Path 2: Agile regulation
Agile regulation represents the other side of our regulatory spectrum, emphasizing flexibility, proportionality, and learning-by-doing. Rather than imposing comprehensive controls up front, agile systems employ adaptive governance tools such as regulatory sandboxes, pilot programs, iterative guidance, and risk-based oversight to create space for experimentation while maintaining appropriate safeguards.
Examples of this approach exist worldwide. For example, the UK’s 2023 Pro-Innovation Regulation of Digital Technologies Framework articulates a model in which regulators are encouraged to support responsible experimentation, engage early with innovators, and adjust rules as evidence accumulates. Regulatory sandboxes, first pioneered by the UK Financial Conduct Authority, allow firms to test new products under regulatory supervision with waivers from certain rules, facilitating innovation in areas such as fintech and digital health.

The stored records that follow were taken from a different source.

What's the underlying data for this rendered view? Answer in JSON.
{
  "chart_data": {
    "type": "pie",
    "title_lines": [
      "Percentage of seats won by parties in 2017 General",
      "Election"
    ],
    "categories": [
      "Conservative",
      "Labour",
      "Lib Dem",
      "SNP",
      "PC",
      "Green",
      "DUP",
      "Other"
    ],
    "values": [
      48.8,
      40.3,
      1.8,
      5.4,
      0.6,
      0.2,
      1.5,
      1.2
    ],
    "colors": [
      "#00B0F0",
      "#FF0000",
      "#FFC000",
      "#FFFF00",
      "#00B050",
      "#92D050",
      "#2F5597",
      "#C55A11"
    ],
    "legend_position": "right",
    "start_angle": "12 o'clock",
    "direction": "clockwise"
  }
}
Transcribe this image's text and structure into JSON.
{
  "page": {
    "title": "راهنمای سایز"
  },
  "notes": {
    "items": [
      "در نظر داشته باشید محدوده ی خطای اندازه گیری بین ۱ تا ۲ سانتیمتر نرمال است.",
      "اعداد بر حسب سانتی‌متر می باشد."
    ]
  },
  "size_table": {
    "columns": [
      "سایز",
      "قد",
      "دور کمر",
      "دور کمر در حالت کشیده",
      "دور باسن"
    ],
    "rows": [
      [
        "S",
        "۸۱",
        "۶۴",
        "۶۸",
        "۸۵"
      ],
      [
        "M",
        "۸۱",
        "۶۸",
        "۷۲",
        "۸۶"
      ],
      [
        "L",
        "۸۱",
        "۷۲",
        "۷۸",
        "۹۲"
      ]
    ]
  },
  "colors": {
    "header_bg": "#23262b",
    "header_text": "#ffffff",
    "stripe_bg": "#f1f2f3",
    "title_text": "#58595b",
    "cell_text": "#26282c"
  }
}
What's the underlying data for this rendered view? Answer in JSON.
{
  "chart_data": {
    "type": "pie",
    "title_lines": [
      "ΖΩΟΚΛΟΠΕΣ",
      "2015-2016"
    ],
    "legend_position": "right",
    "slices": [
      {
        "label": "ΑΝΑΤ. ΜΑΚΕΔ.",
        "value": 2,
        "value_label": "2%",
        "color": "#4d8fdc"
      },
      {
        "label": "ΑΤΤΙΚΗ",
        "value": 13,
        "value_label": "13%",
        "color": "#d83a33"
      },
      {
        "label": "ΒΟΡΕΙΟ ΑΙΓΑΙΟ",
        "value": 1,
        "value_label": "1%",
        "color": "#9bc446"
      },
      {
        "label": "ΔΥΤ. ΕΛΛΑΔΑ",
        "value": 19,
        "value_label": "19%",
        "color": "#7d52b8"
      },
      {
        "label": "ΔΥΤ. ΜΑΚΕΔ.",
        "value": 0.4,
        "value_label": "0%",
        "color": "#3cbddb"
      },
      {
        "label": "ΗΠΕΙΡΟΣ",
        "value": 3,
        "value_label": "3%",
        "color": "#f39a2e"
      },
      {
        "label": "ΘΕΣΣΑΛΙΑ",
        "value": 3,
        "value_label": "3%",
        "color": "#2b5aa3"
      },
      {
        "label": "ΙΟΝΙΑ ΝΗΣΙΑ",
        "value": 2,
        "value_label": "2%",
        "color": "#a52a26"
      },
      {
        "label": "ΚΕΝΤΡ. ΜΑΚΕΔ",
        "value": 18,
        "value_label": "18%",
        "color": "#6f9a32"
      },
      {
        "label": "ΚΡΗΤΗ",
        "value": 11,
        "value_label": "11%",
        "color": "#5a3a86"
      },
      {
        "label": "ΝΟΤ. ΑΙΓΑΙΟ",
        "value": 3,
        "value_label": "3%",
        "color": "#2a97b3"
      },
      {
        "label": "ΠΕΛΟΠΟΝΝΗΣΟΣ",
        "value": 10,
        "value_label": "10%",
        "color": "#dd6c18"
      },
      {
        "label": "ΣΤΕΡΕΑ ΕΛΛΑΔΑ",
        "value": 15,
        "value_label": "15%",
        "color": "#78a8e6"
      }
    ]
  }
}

Figure 1 outlines the differences between the two ends of our regulatory spectrum.
Figure 1: Precautionary Principle vs. Agile Regulation
Agile regulations, however, require government institutions built for that purpose and to course-correct if needed. In a 2021 report on the energy sector, Kaiser, McCarney, and Elgie find that institutions are vital but often overlooked:
We argue that increasing regulatory agility, in practice, relies heavily on the regulatory institutions, which implement regulations and define the practice of regulatory management... There are multiple characteristics of regulatory institutions that enable regulators to operate in a more agile manner (e.g., being transparent, dynamically predictable, anticipatory, experimental, connected, adaptive)…
For example, more anticipatory approaches to regulation will require regulators to undertake direct research activities, like the production of periodic ‘foresight reports’ to understand the drawbacks and opportunities of emerging technologies and business models, in addition to foreseeing disruption with existing regulatory regimes. This kind of work, by definition, means regulators will have to be more inclusionary, working with policymakers, innovators, and experts.
Canada needs regulatory reform for health data. The economic opportunities are substantial, and the 25-year-old PIPEDA is well past its best-before date. Because Canada’s rules are so outdated and the need for reform is so urgent, there will be a temptation to adopt rules designed by our trading partners as a shortcut. We would advise against such an approach. Canada cannot afford short-run harmonization at the expense of long-run innovation.